Prairie iGEM is strengthening the Manitoba SynBio (synthetic biology) community, helping students gain experience performing lab work, and other aspects of research: experimental design, fundraising, technology, and presenting. Students take initiative by connecting with stakeholders for project insight, feedback and potential funding.
Teams are also required to create a wiki webpage, a promotional video, and a project poster to display team information and present their project. Here, students gain experience creating a research poster and communicating their project to an audience. Students can further develop skills in communication and content creation (website building, promoting, or presenting their work), which are highly transferrable to future endeavours outside of iGEM.

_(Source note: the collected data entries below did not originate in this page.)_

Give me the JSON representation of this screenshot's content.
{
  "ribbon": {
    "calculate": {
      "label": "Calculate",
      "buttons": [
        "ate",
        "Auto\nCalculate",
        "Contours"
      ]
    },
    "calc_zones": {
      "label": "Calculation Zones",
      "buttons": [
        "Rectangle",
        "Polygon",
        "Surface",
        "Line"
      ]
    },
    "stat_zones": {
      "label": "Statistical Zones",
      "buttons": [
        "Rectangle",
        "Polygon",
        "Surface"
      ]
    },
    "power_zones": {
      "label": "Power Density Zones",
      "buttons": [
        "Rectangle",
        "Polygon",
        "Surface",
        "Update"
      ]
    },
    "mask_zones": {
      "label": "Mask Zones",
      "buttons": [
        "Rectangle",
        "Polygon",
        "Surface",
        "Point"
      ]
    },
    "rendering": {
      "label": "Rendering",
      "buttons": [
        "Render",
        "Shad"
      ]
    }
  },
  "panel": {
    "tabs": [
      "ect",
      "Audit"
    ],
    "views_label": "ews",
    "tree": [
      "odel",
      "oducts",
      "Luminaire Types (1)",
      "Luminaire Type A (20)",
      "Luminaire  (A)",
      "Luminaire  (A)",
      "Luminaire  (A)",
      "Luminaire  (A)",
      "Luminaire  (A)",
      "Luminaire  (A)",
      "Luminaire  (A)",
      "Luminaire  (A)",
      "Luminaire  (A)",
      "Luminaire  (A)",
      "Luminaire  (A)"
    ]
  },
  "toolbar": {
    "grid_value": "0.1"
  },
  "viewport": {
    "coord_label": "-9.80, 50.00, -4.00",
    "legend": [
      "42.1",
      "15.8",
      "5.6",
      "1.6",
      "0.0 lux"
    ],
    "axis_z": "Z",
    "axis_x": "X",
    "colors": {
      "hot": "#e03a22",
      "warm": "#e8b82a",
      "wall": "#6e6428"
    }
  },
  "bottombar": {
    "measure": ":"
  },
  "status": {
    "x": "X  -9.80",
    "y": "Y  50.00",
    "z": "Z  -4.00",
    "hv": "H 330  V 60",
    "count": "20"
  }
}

Current Project for 2022: Invasive Zebra Mussels
Our team’s current project uses synthetic biology to address the current zebra mussel (Dreissena polymorpha) infestations in Manitoba’s waterways by designing a device that is both relevant and applicable to those directly affected by and dealing with this invasive species.
To this end, we are developing a biological device that delivers an anti-zebra mussel agent in the presence of high concentrations of zebra mussels, which contains:
- A promoter system detecting changes in water chemistry associated with Dreissena polymorpha, to control the expression of,
- A gene encoding a protein that is selectively toxic to Dreissena polymorpha.